• Hackathon: May 18 - May 29, 2022
  • Registration closes: May 16, 2022

Opening Ceremony: 3-5pm on Wed, May 18 @ DBH 6011 + 6th Floor Patio

Eligibility: University of California, Irvine students of all degrees, majors, backgrounds, and interests are more than welcome to register! That being said, we highly recommend having some solid experience in machine learning in order to succeed in this event.


Today, artificial intelligence and machine learning are being widely used for all sorts of useful and critical discoveries and pattern recognition. Tracking economies, predicting natural disasters, and training robots are just some of the incredible and fascinating things that are being done with machine learning this very minute. In an age of extreme technological development, it only makes sense that our students grow their understanding with it.

This virtual hackathon aims to encourage direct student involvement with real world machine learning applications through the UCI ML Repository. The repository is used by millions worldwide and contains hundreds of datasets used in machine learning research and teaching. The goal of every participating member/team is to use or develop machine learning approaches to build features for the repository. Features available for participants to work on will include visualization of datasets, automatic statistical analysis of datasets and ML methods, evaluation pipeline, dataset recommendation system, natural language processing etc. We hope that the final submission that students draft will provide a useful addition to the services the UCI ML Repository provides to the machine learning community. The most interesting submissions, as judged by repository research team, will receive monetary awards.

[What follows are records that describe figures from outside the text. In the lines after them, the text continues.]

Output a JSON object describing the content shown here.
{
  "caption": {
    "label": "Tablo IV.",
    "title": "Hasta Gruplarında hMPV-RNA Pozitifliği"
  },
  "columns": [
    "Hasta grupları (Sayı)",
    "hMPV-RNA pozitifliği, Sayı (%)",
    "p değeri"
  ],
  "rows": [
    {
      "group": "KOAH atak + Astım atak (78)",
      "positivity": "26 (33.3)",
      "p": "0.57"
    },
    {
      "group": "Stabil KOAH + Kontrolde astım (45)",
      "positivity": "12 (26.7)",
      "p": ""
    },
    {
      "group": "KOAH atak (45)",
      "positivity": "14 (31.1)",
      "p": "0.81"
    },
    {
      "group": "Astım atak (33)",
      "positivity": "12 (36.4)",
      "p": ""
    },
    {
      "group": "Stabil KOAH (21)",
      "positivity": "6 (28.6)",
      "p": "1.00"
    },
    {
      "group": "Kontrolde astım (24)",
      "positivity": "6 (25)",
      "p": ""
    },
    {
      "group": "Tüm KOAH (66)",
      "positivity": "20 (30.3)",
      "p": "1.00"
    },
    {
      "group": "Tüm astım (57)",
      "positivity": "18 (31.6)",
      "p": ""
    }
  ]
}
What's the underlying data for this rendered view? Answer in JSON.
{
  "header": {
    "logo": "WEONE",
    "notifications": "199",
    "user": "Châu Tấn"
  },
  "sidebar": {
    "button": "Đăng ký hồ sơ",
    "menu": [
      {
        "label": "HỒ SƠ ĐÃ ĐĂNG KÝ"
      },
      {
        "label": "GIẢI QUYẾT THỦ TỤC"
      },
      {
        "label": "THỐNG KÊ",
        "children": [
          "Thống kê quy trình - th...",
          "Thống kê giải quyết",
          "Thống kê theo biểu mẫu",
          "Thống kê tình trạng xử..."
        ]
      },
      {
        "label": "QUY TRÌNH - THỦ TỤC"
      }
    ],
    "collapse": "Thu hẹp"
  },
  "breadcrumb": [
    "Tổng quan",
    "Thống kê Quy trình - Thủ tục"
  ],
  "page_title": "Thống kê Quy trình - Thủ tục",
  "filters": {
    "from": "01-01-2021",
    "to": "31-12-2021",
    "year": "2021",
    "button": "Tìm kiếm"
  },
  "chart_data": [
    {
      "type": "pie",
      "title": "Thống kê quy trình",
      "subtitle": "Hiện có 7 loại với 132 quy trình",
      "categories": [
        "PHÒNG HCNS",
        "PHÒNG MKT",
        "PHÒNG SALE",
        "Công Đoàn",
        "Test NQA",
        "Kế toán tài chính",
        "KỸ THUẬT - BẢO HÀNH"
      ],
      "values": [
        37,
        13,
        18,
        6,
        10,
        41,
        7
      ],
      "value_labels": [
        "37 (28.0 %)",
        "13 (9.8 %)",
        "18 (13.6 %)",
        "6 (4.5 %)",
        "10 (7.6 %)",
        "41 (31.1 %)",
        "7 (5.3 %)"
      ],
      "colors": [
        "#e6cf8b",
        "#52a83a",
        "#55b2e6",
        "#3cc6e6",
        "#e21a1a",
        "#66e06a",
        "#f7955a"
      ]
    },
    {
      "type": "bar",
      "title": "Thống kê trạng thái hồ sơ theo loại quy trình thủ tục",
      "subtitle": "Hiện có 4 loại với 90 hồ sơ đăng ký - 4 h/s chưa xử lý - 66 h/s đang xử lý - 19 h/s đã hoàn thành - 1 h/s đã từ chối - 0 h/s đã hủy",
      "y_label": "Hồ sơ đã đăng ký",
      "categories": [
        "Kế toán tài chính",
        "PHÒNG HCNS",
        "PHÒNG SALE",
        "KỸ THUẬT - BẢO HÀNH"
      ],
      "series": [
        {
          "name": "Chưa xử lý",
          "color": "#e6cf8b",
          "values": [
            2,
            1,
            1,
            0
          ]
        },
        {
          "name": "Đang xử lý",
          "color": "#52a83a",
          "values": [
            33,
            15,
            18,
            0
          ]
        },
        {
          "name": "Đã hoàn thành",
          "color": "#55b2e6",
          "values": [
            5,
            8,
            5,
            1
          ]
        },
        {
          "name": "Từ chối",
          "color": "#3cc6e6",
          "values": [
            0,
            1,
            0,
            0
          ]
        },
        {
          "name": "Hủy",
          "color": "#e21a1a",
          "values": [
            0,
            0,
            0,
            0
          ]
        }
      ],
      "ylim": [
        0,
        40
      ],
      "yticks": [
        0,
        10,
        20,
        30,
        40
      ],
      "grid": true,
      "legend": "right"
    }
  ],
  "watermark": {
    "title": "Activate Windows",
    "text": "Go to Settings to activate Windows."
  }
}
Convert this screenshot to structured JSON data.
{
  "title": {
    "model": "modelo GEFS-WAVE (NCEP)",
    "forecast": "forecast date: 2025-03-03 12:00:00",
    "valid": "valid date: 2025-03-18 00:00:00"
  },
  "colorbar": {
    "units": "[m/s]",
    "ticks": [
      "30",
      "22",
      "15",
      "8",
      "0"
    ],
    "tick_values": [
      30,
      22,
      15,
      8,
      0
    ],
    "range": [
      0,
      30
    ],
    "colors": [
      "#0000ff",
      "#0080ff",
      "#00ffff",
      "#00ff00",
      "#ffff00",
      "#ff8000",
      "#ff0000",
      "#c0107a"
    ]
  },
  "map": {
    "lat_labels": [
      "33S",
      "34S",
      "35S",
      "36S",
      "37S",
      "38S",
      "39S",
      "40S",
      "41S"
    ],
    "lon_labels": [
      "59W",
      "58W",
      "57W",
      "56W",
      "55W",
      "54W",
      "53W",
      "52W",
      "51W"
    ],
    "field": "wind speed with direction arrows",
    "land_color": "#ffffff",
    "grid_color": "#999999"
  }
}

Successful teams may be encouraged to continue developing their project after the event jointly with UCI’s machine learning repository research team. Discoveries made from the Machine Learning Hackathon can be applied to other relevant datasets, or can spark a call for action on implementing a solution to an existing problem. All participants will create open source work, allowing other teams or researchers to further their initial progress.

Whether it be a simple, fascinating discovery or significant breakthrough, we are beyond excited to see what YOU can come up with!


This hackathon will last for twelve days. In that time, students will work individually, or in teams up to four people in size, to use or develop machine learning approaches to build features for the UCI ML Repository, which contains hundreds of datasets used in machine learning research.

Correspondence and announcements throughout the duration of the event will happen primarily through Slack. We will provide additional contact information there, if necessary. We will be arranging check-ins, meetings with UCI ML Repository team members, and office hours, should anyone need guidance or assistance. There will be prizes offered to those groups that submit particularly useful or creative deliverables. If their submissions get incorporated into the repository website, award winners will also be credited as contributors to the UCI ML Repository . We encourage students with any academic background or interest to participate!


Overviews of currently available projects are shown below. Required materials will become available to registered participants at the start of the hackathon. More projects may also be added so be on the look out!

Visualization of Datasets

Create an interactive visual way for users to browse datasets in the UCI ML Repository. This should help users find datasets relevant to their needs and find useful datasets they might not have found otherwise.

Automatic Statistician

For each dataset in the UCI ML Repository, produce results on several metrics examining the quality and attributes of the dataset. Determine most helpful metrics based on variability within the datasets as well as how well metrics identify artificial data. Possible features to consider would be, variance of performance between model types, features correlations, balance of labels and features etc.

Evaluation of Datasets

Develop a fully automatic black-box model for classification and regression problems on tabular datasets. This could include automatically infering the problem type of a dataset (binary classification, regression etc.), handling numerical and categorical variables and apply suitable preprocessing, training multiple models on each dataset and display the results in a tabular form, hyperparamter search etc.

Recommendation System

For each dataset in the UCI ML Repository, recommend other datasets in the repository that are similar to it. All available features for each of the datasets will be provided. Additional datasets from other repositories may also be included for training and testing purposes.

NLP for Dataset Parsing

Use NLP methods to extract information from papers introducing or using datasets from the UCI Repository. Relevant information to identity from papers could be the variable used as the target, main results, funding sources etc.


Tamanna Hossain

PhD Student, Computer Science

Faculty Mentors

  • Sameer Singh
  • Padhraic Smyth
  • Philip Papadopoulos

Contact Us


Slack (for registered participants only):



RCIC is generously providing computational resources for the hackathon. Go to the page above to see how to access the machines and run your jobs on the HPC. If you have any questions about the computing resources, post in the #computing channel on Slack.

Frequently Asked Questions

  • I already have a team in mind. How do we register together?
    Every team member needs to register. We will be contacting you about teaming closer to the event.

  • Will there be prizes?
    Yes, most interesting submissions will receive monetary prizes. They will also be credited as contributors to the UCI ML Repository if their submissions get incorporated into the repository website.

  • Will computational resources be provided for the hackathon?
    Yes, we will be providing access to a cluster computing environment for registered hackathon participants. Instructions on how to access resources will be released at the start of the hackathon.

  • When will we be able to access project details?
    Project overviews have been released on this page. Required materials will become available to registered participants at the start of the hackathon. More projects might also be added closer to the hackathon so be on the look out.